А после обеда похоронная процессия уже стояла перед домом: цилиндры и меховые шапки, модные шляпки и теплые головные платки темнели на ярком фоне снежно-серого неба. Прибыло и духовенство, все в черном и красном, а сверху белые накидки с зубчиками по краям - в таком виде шагал священник по белому снегу. И крупный, молодой, косматый бурый пес прыгнул навстречу ему и облаял, как проезжающую телегу. И, если можно так выразиться, он не так уж сильно ошибался, поступив подобным образом; ведь и вправду в этот момент в приближающихся людях не чувствовалось ничего священного, и более того ничего человеческого, а было лишь тяжеловесное движение механической стороны их существа по гладкому тротуару.
Но затем началось неземное. Спокойный бас затянул пленительную печальную песню, в которой я понял только незнакомые слова о сладчайшей Марии, затем вступил лучистый светло-коричневый каштановый баритон, потом еще один голос, и перекрыл все тенор, а из дверей тем временем все шли и шли женщины в черных платках, бледно-золотым светом сияли свечи на фоне зимнего неба и блестела медная утварь. Так и хотелось заплакать, по той простой причине, что тебе уже за тридцать.

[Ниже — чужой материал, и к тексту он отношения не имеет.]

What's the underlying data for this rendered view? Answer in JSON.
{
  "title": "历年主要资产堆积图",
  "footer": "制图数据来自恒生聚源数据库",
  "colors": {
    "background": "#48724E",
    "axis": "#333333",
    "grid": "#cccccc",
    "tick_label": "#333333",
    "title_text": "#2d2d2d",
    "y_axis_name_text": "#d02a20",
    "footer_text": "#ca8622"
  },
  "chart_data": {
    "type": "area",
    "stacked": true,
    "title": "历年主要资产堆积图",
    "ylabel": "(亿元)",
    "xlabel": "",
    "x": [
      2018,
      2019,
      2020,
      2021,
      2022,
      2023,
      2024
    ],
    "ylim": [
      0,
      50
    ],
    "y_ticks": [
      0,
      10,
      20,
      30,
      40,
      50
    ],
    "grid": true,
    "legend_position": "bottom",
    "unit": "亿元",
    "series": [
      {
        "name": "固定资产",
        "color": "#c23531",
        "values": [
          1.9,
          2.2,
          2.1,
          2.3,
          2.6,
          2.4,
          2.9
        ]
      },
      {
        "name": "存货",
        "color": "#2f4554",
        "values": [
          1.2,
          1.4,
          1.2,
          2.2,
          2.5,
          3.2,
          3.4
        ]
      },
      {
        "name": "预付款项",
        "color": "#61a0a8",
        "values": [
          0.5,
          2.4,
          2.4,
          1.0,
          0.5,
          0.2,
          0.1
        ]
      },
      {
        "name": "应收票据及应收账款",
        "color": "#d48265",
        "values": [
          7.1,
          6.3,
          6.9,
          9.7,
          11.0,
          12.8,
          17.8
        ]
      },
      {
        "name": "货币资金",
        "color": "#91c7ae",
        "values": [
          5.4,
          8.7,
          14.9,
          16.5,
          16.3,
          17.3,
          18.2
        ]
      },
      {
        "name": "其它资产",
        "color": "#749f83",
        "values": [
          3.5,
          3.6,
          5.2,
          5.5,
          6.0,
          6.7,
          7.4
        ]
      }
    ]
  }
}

А отчасти может быть и потому, что позади похоронной процессии мальчишки возились и толкали друг друга. - Или же потому, что честный молодой человек, хозяин собаки, так прямо и неподвижно смотрел поверх голов на святую подмогу, что поневоле задумаешься - почему. И попросту все было боязливо наполнено обстоятельствами, вызывавшими сомнения, словно буфет фарфоровой посудой. И я действительно не мог больше оставаться сам по себе, но не знал, куда мне приткнуться, когда, скорей всего благодаря случаю, я, находясь в гуще толпы, заметил, что взволнованный происходящим молодой человек заложил одну руку за спину и его большой бурый пес принялся играть ею. Резвясь он покусывал ее и лизал теплым языком, приглашая поиграть с ним. Затаив дыхание, я стал ждать, что же будет. Прошло некоторое время, вся фигура молодого человека, застывшая в неясном воодушевлении, оставалась неподвижной, а рука наконец зашевелилась, обрела самостоятельность и принялась играть с собакой, причем хозяин об этом и не подозревал. И это вновь привело мою душу в порядок, хотя и не могло служить достаточным основанием для этого. Тогда, в том окружении, на которое я себя обрек, она легко переходила из состояния беспорядка в состояние порядка и обратно, даже когда для этого не было, казалось бы, никаких причин. Смесью приятных и неприятных ощущений пронизало меня ожидание рукопожатий соседок, которые предстояли мне после погребения вместе со стаканчиком их сомнительной домашней водки и приличествующими случаю словами, на которые нечего и возразить: что несчастье сближает людей, или что-нибудь в этом роде.